1. Januar 2016 | Vermischtes | Keine Kommentare

Mit der Geburt von Finley Norik als letztem Baby des Jahres ging ein besonders erfolgreiches Geburtenjahr im Perinatalzentrum St. Elisabeth und St. Barbara in Halle (Saale) zu Ende.
Finley Norik mit Mutter 2015

So erblickten hier genau 2.031 Kinder und damit erstmals mehr als 2.000 das Licht der Welt, darunter 42 Zwillingspärchen und einmal Drillinge. „Den 49 sehr kleinen Frühgeborenen mit einem Geburtsgewicht unter 1.500g galt dabei unsere besondere Fürsorge“, sagt Oberarzt Dr. Klaus Oettel als ärztlicher Leiter der Frühgeborenenintensivmedizin.

Die Klinik ist seit Jahren die mit Abstand geburtenstärkste Einrichtung in Sachsen-Anhalt. „Wir freuen uns über den reichen Kindersegen, und hoffen dass uns auch in 2015 so viele Frauen ihr Vertrauen auf eine erfüllte und sichere Entbindung schenken“, so der Chefarzt der Geburtshilfe Dr. Sven Seeger. „Wobei entscheidend nicht die Zahl der Geburten, sondern die geburtshilflichen Behandlungsqualität und die Zufriedenheit der Eltern sind. Auch da hoffen wir an die Erfolge des Vorjahres anknüpfen zu können“, führt Seeger weiter aus. Im zurückliegenden Jahr wurde die Geburtsklinik in die Riege der „TOP Kliniken National“ des Focus-Magazins aufgenommen. Ebenso wurde 2015 das Perinatalzentrum als erstes nichtuniversitäres Haus erfolgreich nach dem periZert-Standard rezertifiziert. Beides sind Kriterien, die es 2016 zu verteidigen gilt.
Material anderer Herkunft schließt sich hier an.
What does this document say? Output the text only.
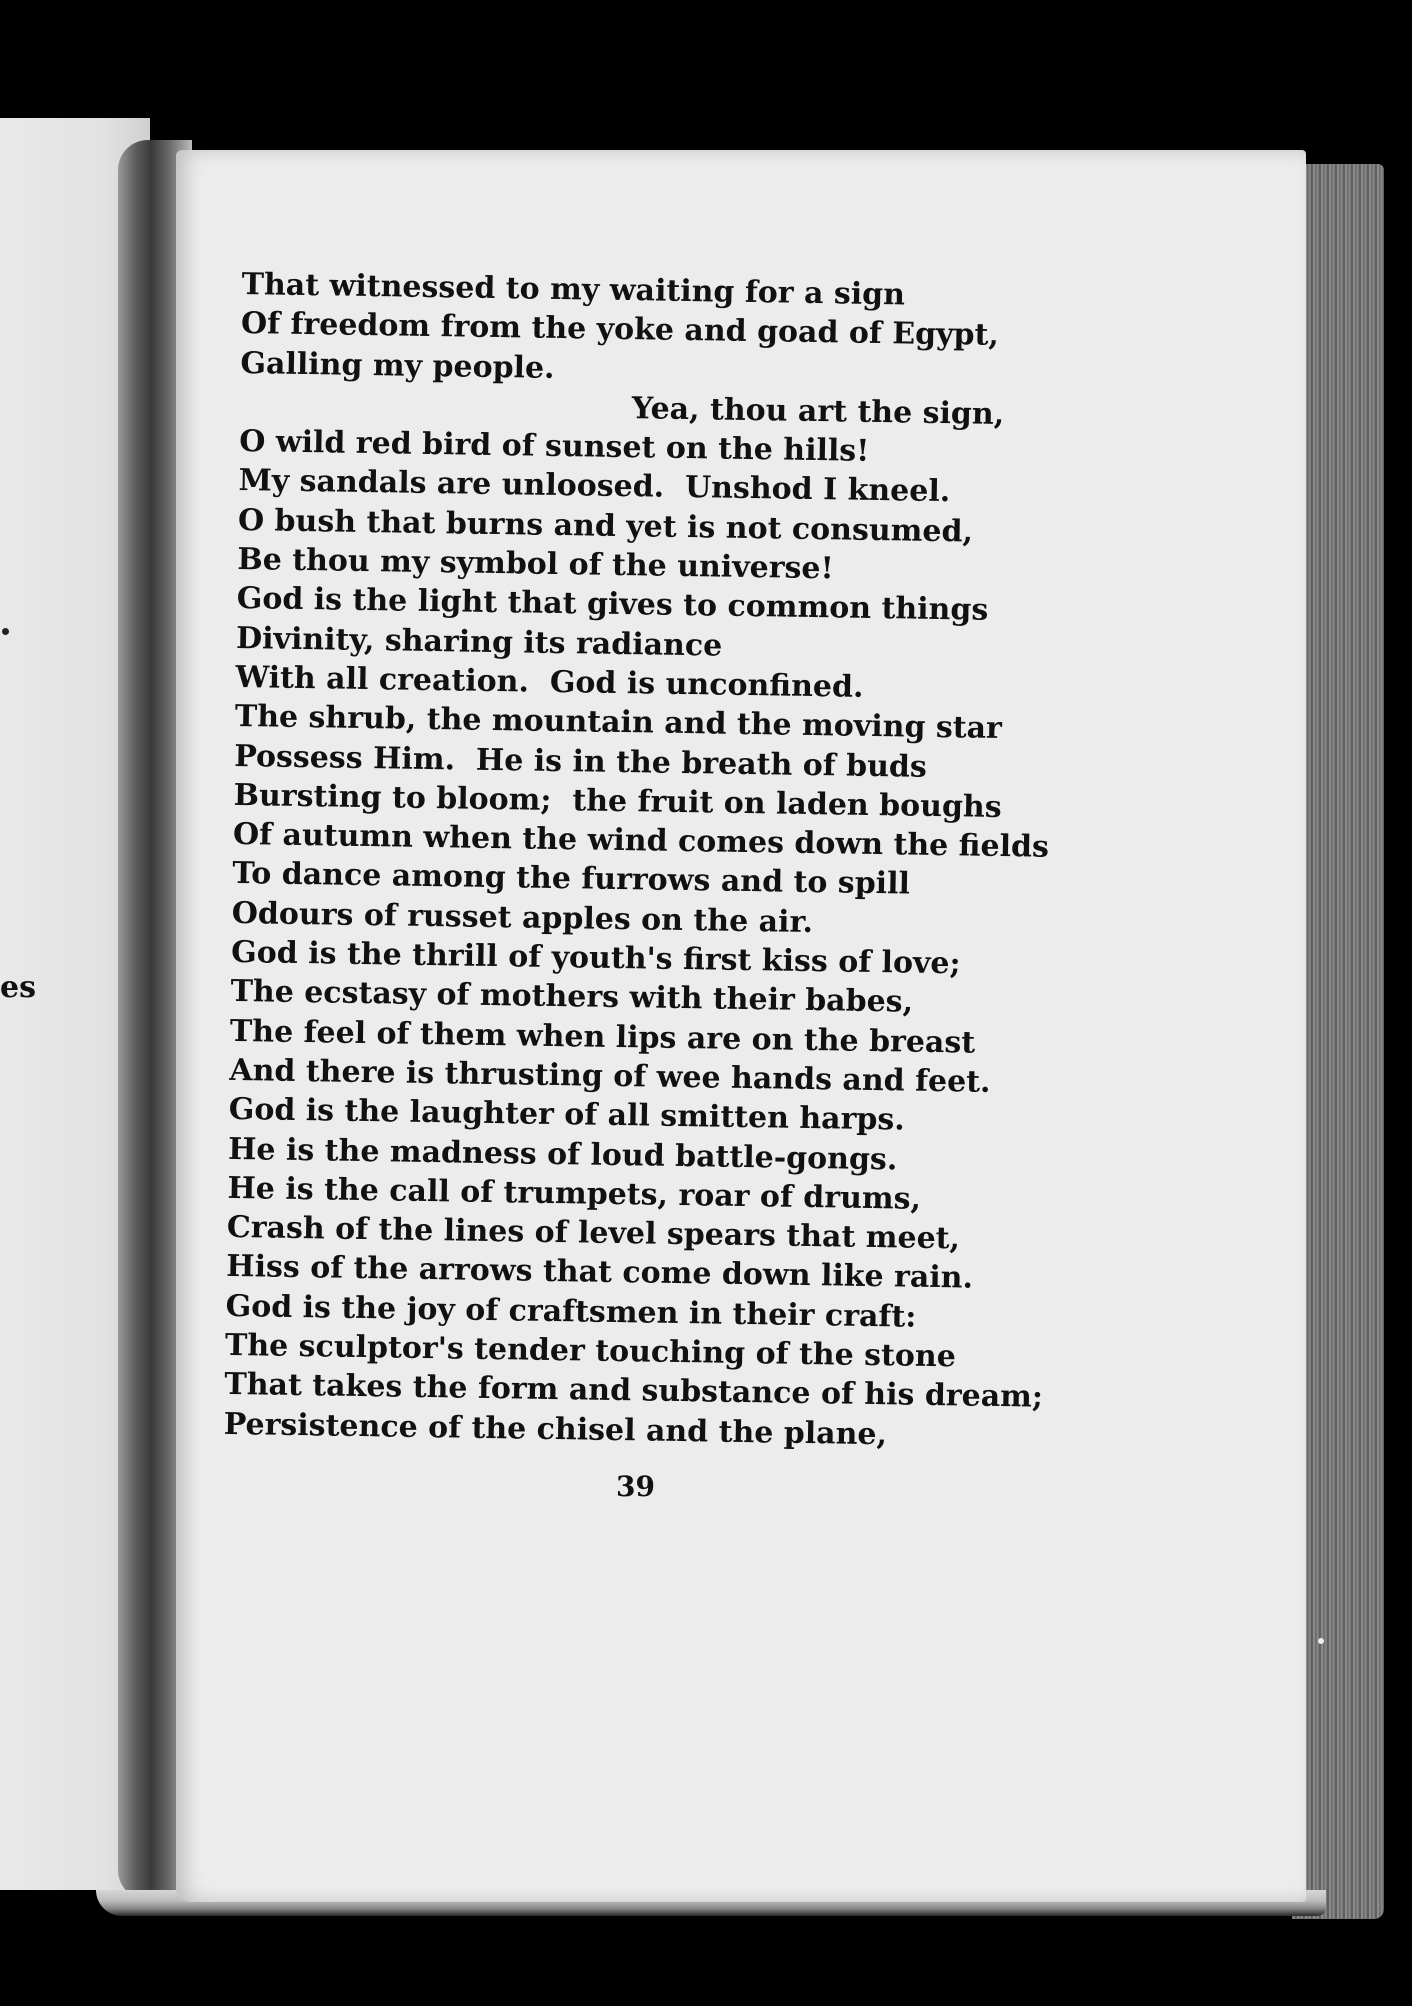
es
That witnessed to my waiting for a sign
Of freedom from the yoke and goad of Egypt,
Galling my people.
Yea, thou art the sign,
O wild red bird of sunset on the hills!
My sandals are unloosed.  Unshod I kneel.
O bush that burns and yet is not consumed,
Be thou my symbol of the universe!
God is the light that gives to common things
Divinity, sharing its radiance
With all creation.  God is unconfined.
The shrub, the mountain and the moving star
Possess Him.  He is in the breath of buds
Bursting to bloom;  the fruit on laden boughs
Of autumn when the wind comes down the fields
To dance among the furrows and to spill
Odours of russet apples on the air.
God is the thrill of youth's first kiss of love;
The ecstasy of mothers with their babes,
The feel of them when lips are on the breast
And there is thrusting of wee hands and feet.
God is the laughter of all smitten harps.
He is the madness of loud battle-gongs.
He is the call of trumpets, roar of drums,
Crash of the lines of level spears that meet,
Hiss of the arrows that come down like rain.
God is the joy of craftsmen in their craft:
The sculptor's tender touching of the stone
That takes the form and substance of his dream;
Persistence of the chisel and the plane,
39
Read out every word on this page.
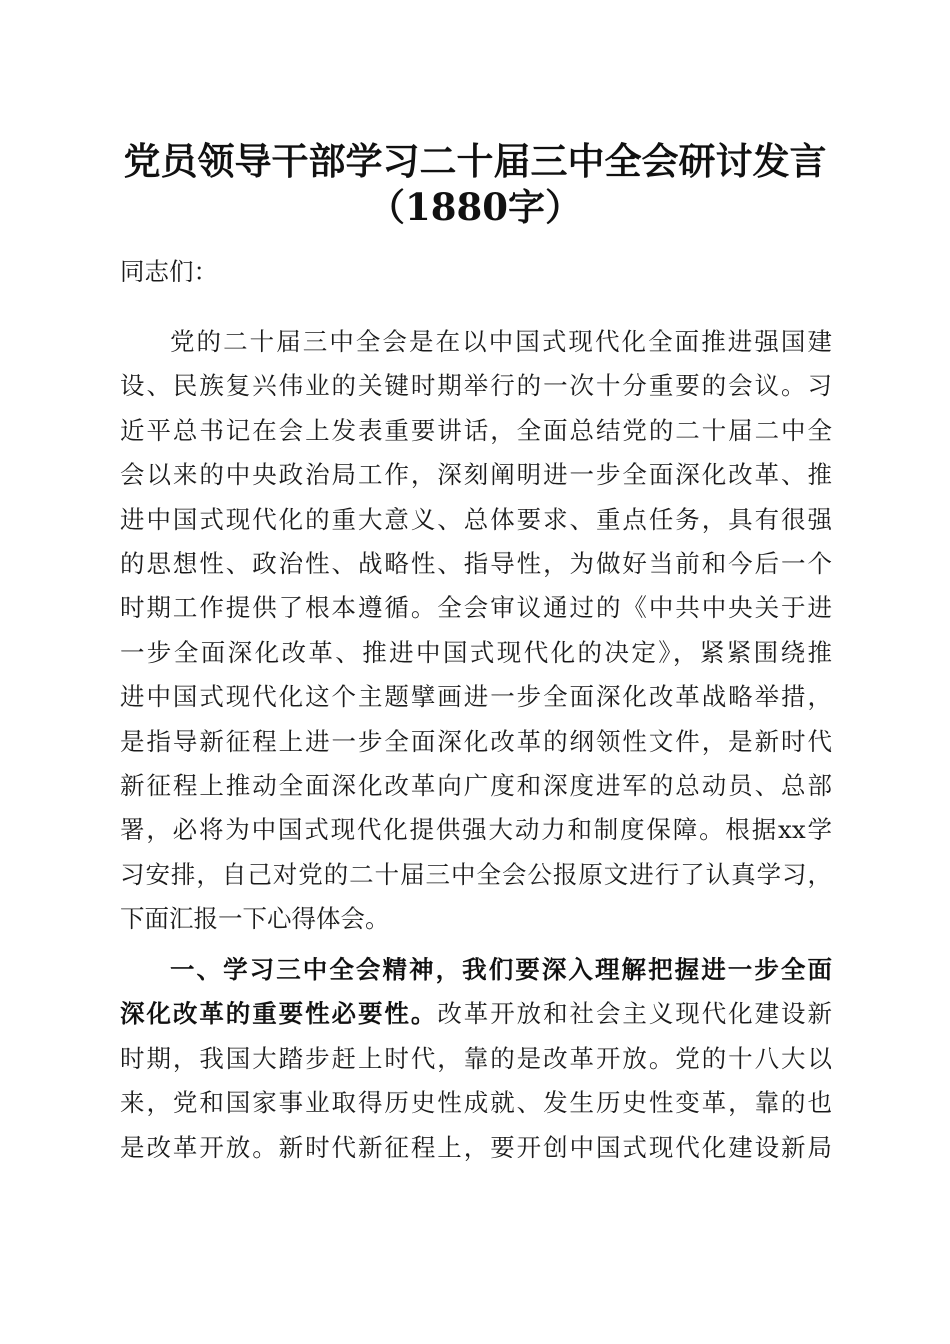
党员领导干部学习二十届三中全会研讨发言
（1880字）
同志们：
党的二十届三中全会是在以中国式现代化全面推进强国建
设、民族复兴伟业的关键时期举行的一次十分重要的会议。习
近平总书记在会上发表重要讲话，全面总结党的二十届二中全
会以来的中央政治局工作，深刻阐明进一步全面深化改革、推
进中国式现代化的重大意义、总体要求、重点任务，具有很强
的思想性、政治性、战略性、指导性，为做好当前和今后一个
时期工作提供了根本遵循。全会审议通过的《中共中央关于进
一步全面深化改革、推进中国式现代化的决定》，紧紧围绕推
进中国式现代化这个主题擘画进一步全面深化改革战略举措，
是指导新征程上进一步全面深化改革的纲领性文件，是新时代
新征程上推动全面深化改革向广度和深度进军的总动员、总部
署，必将为中国式现代化提供强大动力和制度保障。根据xx学
习安排，自己对党的二十届三中全会公报原文进行了认真学习，
下面汇报一下心得体会。
一、学习三中全会精神，我们要深入理解把握进一步全面
深化改革的重要性必要性。改革开放和社会主义现代化建设新
时期，我国大踏步赶上时代，靠的是改革开放。党的十八大以
来，党和国家事业取得历史性成就、发生历史性变革，靠的也
是改革开放。新时代新征程上，要开创中国式现代化建设新局
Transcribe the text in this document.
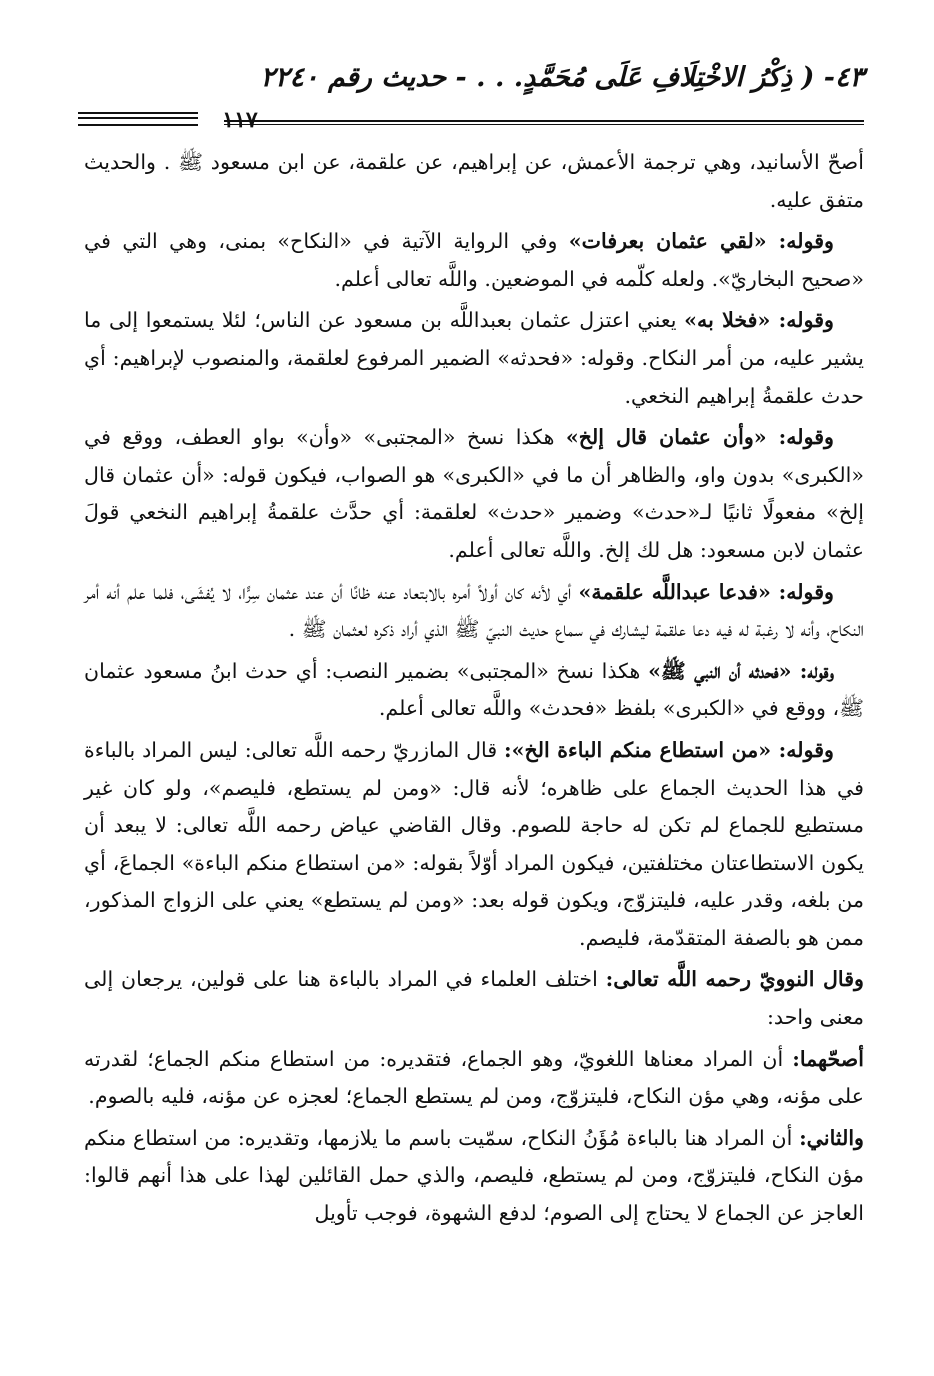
٤٣- ( ذِكْرُ الاخْتِلَافِ عَلَى مُحَمَّدٍ. . . - حديث رقم ٢٢٤٠
١١٧

أصحّ الأسانيد، وهي ترجمة الأعمش، عن إبراهيم، عن علقمة، عن ابن مسعود ﷺ . والحديث متفق عليه.

وقوله: «لقي عثمان بعرفات» وفي الرواية الآتية في «النكاح» بمنى، وهي التي في «صحيح البخاريّ». ولعله كلّمه في الموضعين. واللَّه تعالى أعلم.

وقوله: «فخلا به» يعني اعتزل عثمان بعبداللَّه بن مسعود عن الناس؛ لئلا يستمعوا إلى ما يشير عليه، من أمر النكاح. وقوله: «فحدثه» الضمير المرفوع لعلقمة، والمنصوب لإبراهيم: أي حدث علقمةُ إبراهيم النخعي.

وقوله: «وأن عثمان قال إلخ» هكذا نسخ «المجتبى» «وأن» بواو العطف، ووقع في «الكبرى» بدون واو، والظاهر أن ما في «الكبرى» هو الصواب، فيكون قوله: «أن عثمان قال إلخ» مفعولًا ثانيًا لـ«حدث» وضمير «حدث» لعلقمة: أي حدَّث علقمةُ إبراهيم النخعي قولَ عثمان لابن مسعود: هل لك إلخ. واللَّه تعالى أعلم.

وقوله: «فدعا عبداللَّه علقمة» أي لأنه كان أولاً أمره بالابتعاد عنه ظانًا أن عند عثمان سِرًّا، لا يُفشَى، فلما علم أنه أمر النكاح، وأنه لا رغبة له فيه دعا علقمة ليشارك في سماع حديث النبيّ ﷺ الذي أراد ذكره لعثمان ﷺ .

وقوله: «فحدثه أن النبي ﷺ» هكذا نسخ «المجتبى» بضمير النصب: أي حدث ابنُ مسعود عثمان ﷺ، ووقع في «الكبرى» بلفظ «فحدث» واللَّه تعالى أعلم.

وقوله: «من استطاع منكم الباءة الخ»: قال المازريّ رحمه اللَّه تعالى: ليس المراد بالباءة في هذا الحديث الجماع على ظاهره؛ لأنه قال: «ومن لم يستطع، فليصم»، ولو كان غير مستطيع للجماع لم تكن له حاجة للصوم. وقال القاضي عياض رحمه اللَّه تعالى: لا يبعد أن يكون الاستطاعتان مختلفتين، فيكون المراد أوّلاً بقوله: «من استطاع منكم الباءة» الجماعَ، أي من بلغه، وقدر عليه، فليتزوّج، ويكون قوله بعد: «ومن لم يستطع» يعني على الزواج المذكور، ممن هو بالصفة المتقدّمة، فليصم.

وقال النوويّ رحمه اللَّه تعالى: اختلف العلماء في المراد بالباءة هنا على قولين، يرجعان إلى معنى واحد:

أصحّهما: أن المراد معناها اللغويّ، وهو الجماع، فتقديره: من استطاع منكم الجماع؛ لقدرته على مؤنه، وهي مؤن النكاح، فليتزوّج، ومن لم يستطع الجماع؛ لعجزه عن مؤنه، فليه بالصوم.

والثاني: أن المراد هنا بالباءة مُؤَنُ النكاح، سمّيت باسم ما يلازمها، وتقديره: من استطاع منكم مؤن النكاح، فليتزوّج، ومن لم يستطع، فليصم، والذي حمل القائلين لهذا على هذا أنهم قالوا: العاجز عن الجماع لا يحتاج إلى الصوم؛ لدفع الشهوة، فوجب تأويل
„Was für manchen Hallenser selbstverständlich erscheint, sollte doch auch einmal betont werden. Es ist schon eine Besonderheit, dass in einer Stadt, die werdenden Eltern die Wahl zwischen 2 besonders kompetenten Perinatalzentren haben, denn auch im Uniklinikum wird hervorragende Geburtshilfe betrieben. Das ist sicher nur ein Beispiel von vielen, Halle ist eine Stadt mit besonderem Lebenswert und sozialer sowie kultureller Vielfalt!“, so die Überzeugung von Seeger, der natürlich selbst Hallenser ist.